Bernardin de Saint-Pierre added: “I afterwards learned that the lady was the wife of M. de Bonneuil, first valet de chambre of Monsieur [the future Loui XVIII.]. This lady has since permitted me to publish her testimony to the truth of the disaster, and has related to me circumstances well calculated to add to the interest of the deaths of this sublime victim of virginal modesty and her unfortunate lover.”

This statement would have entered into authentic literary history if an inconveniently curious Academician had not looked through the documents in the case some fifty years later. The shipwreck of the Saint-Géran was due to its running aground off the Ile de France (now Mauritius). The French were then masters of the island, and, following their constant administrative traditions,they made copious procès-verbaux of the event. The ship was wrecked on the 17th of August, 1744, but it was only in 1821 that these records came to light in the archives of the Court of Appeals of the island of .Bourbon. Whatever details of the shipwreck were in the possession of Bernardin de Saint-Pierre must have been gathered by him from hearsay in 1760, the year of his visit to the Isle of Franee. Making all allowance for the growth of a legend during the sixteen years after the shipwreck, we have still to conclude with M. Lemontey that Paul et Virginie and the story of its confirmation as well are pure creations of genius. The few possible hints which the imaginative writer may have received from the accounts of the real shipwreck are scarcely more than the two unconnected newspaper items to which Robert Louis Stevenson ascribed the genesis of his Pavilion on the Links.

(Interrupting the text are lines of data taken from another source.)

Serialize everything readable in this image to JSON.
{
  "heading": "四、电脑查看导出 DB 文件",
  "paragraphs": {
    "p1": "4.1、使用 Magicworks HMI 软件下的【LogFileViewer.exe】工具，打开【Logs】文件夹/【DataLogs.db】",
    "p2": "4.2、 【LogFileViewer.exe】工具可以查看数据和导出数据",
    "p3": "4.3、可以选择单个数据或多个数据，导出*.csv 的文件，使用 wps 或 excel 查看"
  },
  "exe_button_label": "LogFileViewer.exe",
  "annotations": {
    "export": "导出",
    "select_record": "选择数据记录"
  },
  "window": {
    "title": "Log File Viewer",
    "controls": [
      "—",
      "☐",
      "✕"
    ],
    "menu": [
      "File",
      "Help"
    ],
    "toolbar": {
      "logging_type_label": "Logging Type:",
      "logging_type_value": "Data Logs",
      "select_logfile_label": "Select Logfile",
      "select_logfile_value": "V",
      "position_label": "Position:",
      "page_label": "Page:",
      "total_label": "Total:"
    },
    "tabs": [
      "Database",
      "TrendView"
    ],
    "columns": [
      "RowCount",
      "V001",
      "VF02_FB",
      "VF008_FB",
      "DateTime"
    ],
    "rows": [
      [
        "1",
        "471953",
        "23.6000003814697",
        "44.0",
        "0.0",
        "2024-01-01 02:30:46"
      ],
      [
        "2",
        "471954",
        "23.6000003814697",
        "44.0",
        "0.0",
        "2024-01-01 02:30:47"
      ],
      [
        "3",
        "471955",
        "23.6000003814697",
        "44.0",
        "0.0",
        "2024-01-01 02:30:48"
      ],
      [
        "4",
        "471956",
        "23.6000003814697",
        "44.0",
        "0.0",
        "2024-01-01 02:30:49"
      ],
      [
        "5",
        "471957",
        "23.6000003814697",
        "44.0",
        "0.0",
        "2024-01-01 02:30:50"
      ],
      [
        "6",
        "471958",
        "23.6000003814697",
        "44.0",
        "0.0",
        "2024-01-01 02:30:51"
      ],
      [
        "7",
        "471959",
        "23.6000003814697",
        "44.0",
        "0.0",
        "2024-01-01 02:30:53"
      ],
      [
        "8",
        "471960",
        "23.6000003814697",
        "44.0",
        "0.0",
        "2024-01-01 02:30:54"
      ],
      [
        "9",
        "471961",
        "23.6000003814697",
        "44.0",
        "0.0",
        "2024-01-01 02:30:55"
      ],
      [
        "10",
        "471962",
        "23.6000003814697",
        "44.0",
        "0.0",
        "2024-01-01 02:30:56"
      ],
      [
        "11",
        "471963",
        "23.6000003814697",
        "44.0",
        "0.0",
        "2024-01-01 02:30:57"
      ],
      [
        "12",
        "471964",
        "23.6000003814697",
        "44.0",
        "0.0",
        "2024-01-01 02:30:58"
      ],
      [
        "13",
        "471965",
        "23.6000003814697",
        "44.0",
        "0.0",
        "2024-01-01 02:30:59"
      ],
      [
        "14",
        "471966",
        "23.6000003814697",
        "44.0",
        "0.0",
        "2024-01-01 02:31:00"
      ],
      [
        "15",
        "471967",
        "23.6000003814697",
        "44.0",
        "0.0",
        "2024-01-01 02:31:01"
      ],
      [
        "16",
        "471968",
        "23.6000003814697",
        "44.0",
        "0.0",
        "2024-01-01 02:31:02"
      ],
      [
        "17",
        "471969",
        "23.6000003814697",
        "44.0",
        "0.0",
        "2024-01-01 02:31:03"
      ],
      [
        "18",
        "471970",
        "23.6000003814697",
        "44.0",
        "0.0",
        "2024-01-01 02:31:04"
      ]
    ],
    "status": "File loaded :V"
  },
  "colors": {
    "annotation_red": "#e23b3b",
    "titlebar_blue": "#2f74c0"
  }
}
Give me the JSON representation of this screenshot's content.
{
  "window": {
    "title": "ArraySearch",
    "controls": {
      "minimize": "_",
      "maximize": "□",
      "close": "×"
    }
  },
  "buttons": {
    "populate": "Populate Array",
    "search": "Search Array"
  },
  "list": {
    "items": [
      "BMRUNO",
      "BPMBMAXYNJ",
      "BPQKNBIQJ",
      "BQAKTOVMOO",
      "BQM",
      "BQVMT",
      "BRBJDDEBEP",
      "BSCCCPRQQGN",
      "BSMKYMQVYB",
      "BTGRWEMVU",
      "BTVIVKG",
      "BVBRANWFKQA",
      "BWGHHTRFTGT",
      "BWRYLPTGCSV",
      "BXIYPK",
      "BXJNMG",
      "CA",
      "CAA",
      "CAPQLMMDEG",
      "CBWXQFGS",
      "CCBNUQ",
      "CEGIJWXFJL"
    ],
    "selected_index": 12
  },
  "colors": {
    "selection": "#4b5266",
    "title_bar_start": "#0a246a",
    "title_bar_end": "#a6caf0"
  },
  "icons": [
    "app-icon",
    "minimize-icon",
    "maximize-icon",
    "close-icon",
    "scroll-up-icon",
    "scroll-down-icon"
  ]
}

First of all, there was a Mademoiselle Caillon, who was on the forecastle as the vessel was going down. A second lieutenant of the ship itself, M. Longchamps de Moutendre, was climbing along the side in order to jump off, when he spied the woman, and went back to try to persuade her to follow his example. That was all of the real idyl.

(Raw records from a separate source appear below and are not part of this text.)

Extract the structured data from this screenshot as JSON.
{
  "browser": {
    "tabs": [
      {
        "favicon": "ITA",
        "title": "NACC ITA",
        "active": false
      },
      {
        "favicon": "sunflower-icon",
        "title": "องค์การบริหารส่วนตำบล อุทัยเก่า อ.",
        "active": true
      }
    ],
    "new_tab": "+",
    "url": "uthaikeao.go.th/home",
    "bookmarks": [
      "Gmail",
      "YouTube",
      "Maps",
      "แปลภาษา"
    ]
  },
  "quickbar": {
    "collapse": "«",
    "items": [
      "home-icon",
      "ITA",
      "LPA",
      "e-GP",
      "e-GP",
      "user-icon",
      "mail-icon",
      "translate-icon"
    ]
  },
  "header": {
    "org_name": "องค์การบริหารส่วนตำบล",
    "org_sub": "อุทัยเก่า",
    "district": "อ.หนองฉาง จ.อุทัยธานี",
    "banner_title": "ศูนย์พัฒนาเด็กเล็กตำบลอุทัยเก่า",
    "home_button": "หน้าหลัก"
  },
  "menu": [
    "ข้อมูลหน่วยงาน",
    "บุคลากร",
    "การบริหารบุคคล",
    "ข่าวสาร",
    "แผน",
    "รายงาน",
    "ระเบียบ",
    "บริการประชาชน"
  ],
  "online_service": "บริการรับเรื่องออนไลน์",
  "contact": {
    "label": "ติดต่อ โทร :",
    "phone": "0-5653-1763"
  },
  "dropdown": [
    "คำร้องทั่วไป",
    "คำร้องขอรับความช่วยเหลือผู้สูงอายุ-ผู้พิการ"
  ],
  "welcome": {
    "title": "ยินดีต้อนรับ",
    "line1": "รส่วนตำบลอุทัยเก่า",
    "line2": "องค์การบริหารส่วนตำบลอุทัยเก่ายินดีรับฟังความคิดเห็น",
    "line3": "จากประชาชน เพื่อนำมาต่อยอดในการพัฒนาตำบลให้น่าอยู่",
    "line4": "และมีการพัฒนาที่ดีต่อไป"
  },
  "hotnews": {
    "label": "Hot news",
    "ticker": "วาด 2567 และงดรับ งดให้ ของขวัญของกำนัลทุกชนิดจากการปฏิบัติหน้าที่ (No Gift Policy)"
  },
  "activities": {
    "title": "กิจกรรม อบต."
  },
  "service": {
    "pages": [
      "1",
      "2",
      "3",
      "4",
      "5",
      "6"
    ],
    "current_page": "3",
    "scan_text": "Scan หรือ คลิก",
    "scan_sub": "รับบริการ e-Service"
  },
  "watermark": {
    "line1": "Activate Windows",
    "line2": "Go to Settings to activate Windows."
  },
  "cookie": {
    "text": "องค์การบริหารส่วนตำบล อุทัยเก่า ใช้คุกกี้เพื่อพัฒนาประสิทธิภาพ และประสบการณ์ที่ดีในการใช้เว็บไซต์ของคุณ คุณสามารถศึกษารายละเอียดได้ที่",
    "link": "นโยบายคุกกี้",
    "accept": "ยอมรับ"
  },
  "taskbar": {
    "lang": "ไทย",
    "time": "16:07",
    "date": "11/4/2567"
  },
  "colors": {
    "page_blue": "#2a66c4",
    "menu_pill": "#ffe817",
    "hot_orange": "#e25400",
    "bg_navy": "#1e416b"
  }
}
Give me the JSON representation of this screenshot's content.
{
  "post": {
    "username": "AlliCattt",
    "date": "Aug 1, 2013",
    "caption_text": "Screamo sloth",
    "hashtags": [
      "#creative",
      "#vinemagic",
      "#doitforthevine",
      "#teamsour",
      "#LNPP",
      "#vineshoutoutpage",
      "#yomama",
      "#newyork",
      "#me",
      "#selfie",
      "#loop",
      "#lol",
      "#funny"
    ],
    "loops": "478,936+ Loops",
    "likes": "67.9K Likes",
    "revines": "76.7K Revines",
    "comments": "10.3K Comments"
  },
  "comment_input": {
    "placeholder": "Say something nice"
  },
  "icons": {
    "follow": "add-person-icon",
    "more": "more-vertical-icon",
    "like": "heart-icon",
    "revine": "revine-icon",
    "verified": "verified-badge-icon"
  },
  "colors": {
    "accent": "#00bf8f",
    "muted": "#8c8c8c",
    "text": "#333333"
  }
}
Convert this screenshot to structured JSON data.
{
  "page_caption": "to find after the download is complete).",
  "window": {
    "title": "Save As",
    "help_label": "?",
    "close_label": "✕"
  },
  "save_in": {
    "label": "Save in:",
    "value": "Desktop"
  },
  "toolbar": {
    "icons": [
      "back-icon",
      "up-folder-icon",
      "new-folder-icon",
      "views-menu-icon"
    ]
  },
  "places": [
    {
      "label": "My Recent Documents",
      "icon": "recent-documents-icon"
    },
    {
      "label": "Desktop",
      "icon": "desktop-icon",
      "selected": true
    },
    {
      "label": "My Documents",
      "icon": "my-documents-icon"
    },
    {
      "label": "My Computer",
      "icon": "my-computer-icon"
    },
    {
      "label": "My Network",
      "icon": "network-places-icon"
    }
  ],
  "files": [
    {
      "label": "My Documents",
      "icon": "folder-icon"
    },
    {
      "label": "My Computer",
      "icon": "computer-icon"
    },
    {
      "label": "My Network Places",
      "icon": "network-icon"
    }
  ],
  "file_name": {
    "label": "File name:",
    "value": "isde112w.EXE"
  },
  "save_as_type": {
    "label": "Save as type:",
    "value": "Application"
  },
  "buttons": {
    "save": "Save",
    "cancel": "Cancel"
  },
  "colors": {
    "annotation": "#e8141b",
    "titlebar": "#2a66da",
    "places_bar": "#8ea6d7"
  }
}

Second, and quite apart from the former fact, Edme Carret, who was in charge of the life-boat, testified that he called out to the captain, Delamare, just as the ship was beginning to sink, “ Monsieur, leave off your jacket and breeches, and you will save yourself more easily.” The captain answered, “ It is not decent for one in my office to get to land naked, and I have papers in my pockets which I must not leave.” And this was all of the heroic modesty, which is none the less worthy of esteem because it was mixed up with the fidelity of a brave mariner to his charge.

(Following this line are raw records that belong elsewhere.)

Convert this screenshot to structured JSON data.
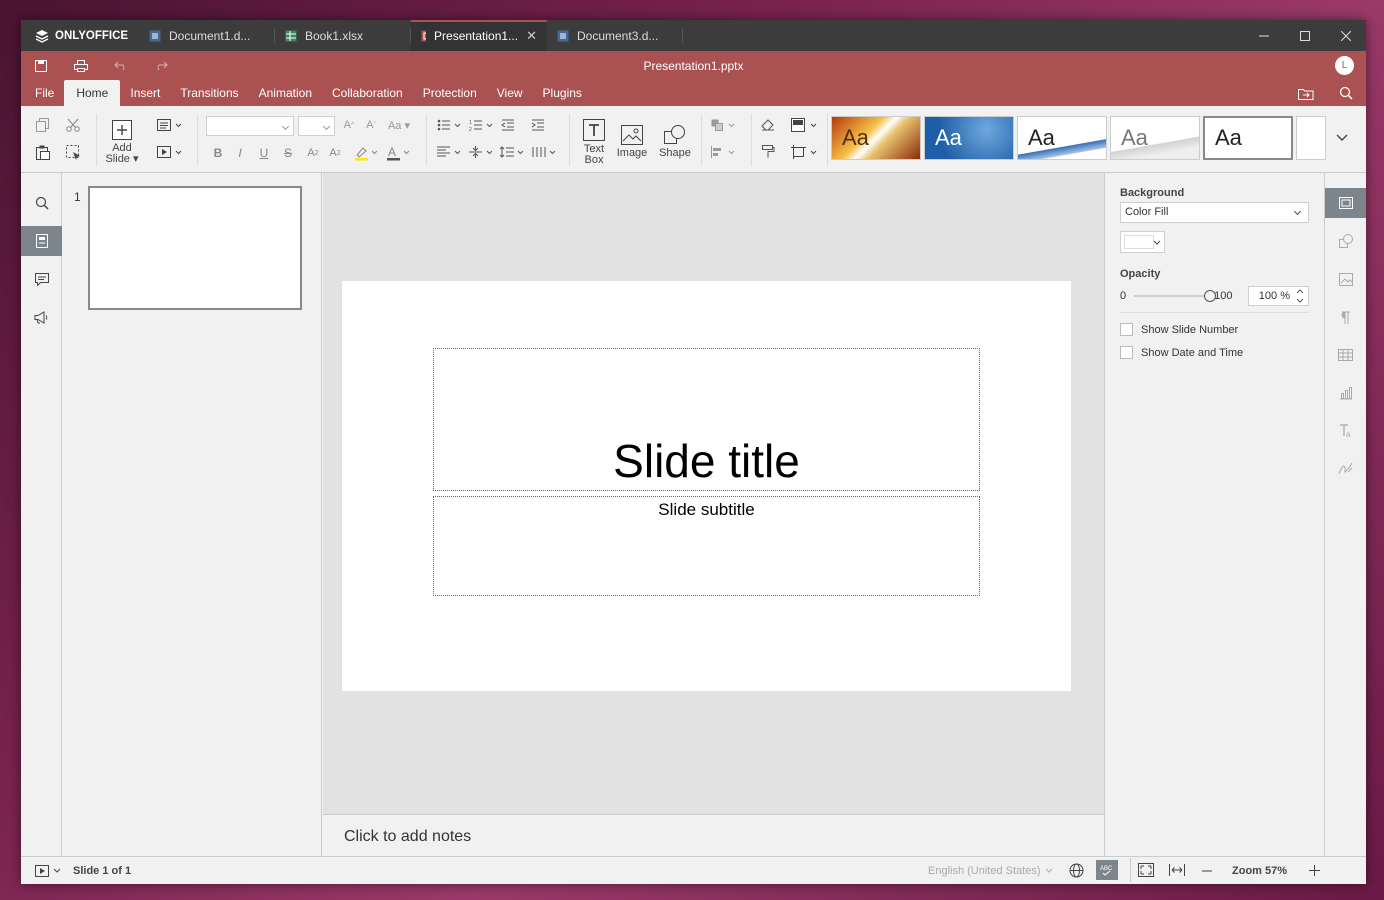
{
  "app": {
    "logo": "ONLYOFFICE"
  },
  "tabs": [
    {
      "label": "Document1.d...",
      "kind": "doc"
    },
    {
      "label": "Book1.xlsx",
      "kind": "sheet"
    },
    {
      "label": "Presentation1...",
      "kind": "slide"
    },
    {
      "label": "Document3.d...",
      "kind": "doc"
    }
  ],
  "title": {
    "doc_name": "Presentation1.pptx",
    "avatar_initial": "L"
  },
  "menu": {
    "tabs": [
      "File",
      "Home",
      "Insert",
      "Transitions",
      "Animation",
      "Collaboration",
      "Protection",
      "View",
      "Plugins"
    ],
    "active": "Home"
  },
  "toolbar": {
    "add_slide": "Add\nSlide",
    "text_box": "Text\nBox",
    "image": "Image",
    "shape": "Shape",
    "themes": [
      "Aa",
      "Aa",
      "Aa",
      "Aa",
      "Aa"
    ]
  },
  "thumbnails": {
    "number": "1"
  },
  "slide": {
    "title": "Slide title",
    "subtitle": "Slide subtitle"
  },
  "notes": {
    "placeholder": "Click to add notes"
  },
  "right_panel": {
    "background_label": "Background",
    "fill_type": "Color Fill",
    "opacity_label": "Opacity",
    "opacity_min": "0",
    "opacity_max": "100",
    "opacity_value": "100 %",
    "opacity_level": 1.0,
    "show_slide_number": "Show Slide Number",
    "show_date_time": "Show Date and Time"
  },
  "status": {
    "slide_info": "Slide 1 of 1",
    "language": "English (United States)",
    "zoom": "Zoom 57%"
  },
  "colors": {
    "accent": "#aa5252",
    "topbar": "#3c3c3c",
    "panel": "#f1f1f1"
  }
}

The other idyllic scene, in which Paul and Virginia find a common shelter from the rain under her upturned jupon, is an idealized reminiscence of what the author acknowledged he had once seen in his youth in the Faubourg Saint-Marceau of old Paris. The scene in which Virginia goes to the planter of the Black River to beg his pardon for a runaway slave was inspired by the similar intercession made in Poland in favor of a fugitive serf by the Princess Marie Miesnik. The romance of “ bleeding Poland ” was a part of the sentiment of court circles in France before the Revolution. Bernardin de Saint-Pierre, like a true literary workman (whose heart is put into his work), took the name of his heroine — Virginie de La Tour — from two love-affairs of his own. At one time of his wandering early life he was to have been married in Berlin to Virginia Taubenheim. In his youth his family intended to marry him to Mademoiselle de La Tour, a niece of General Bosquet. Paul was the religious name of a friar to whom he was much attached. It was the age of Rousseau, — a fin de siècle of what Schiller rightly named (and perhaps not wrongly praised) Sentimentalität.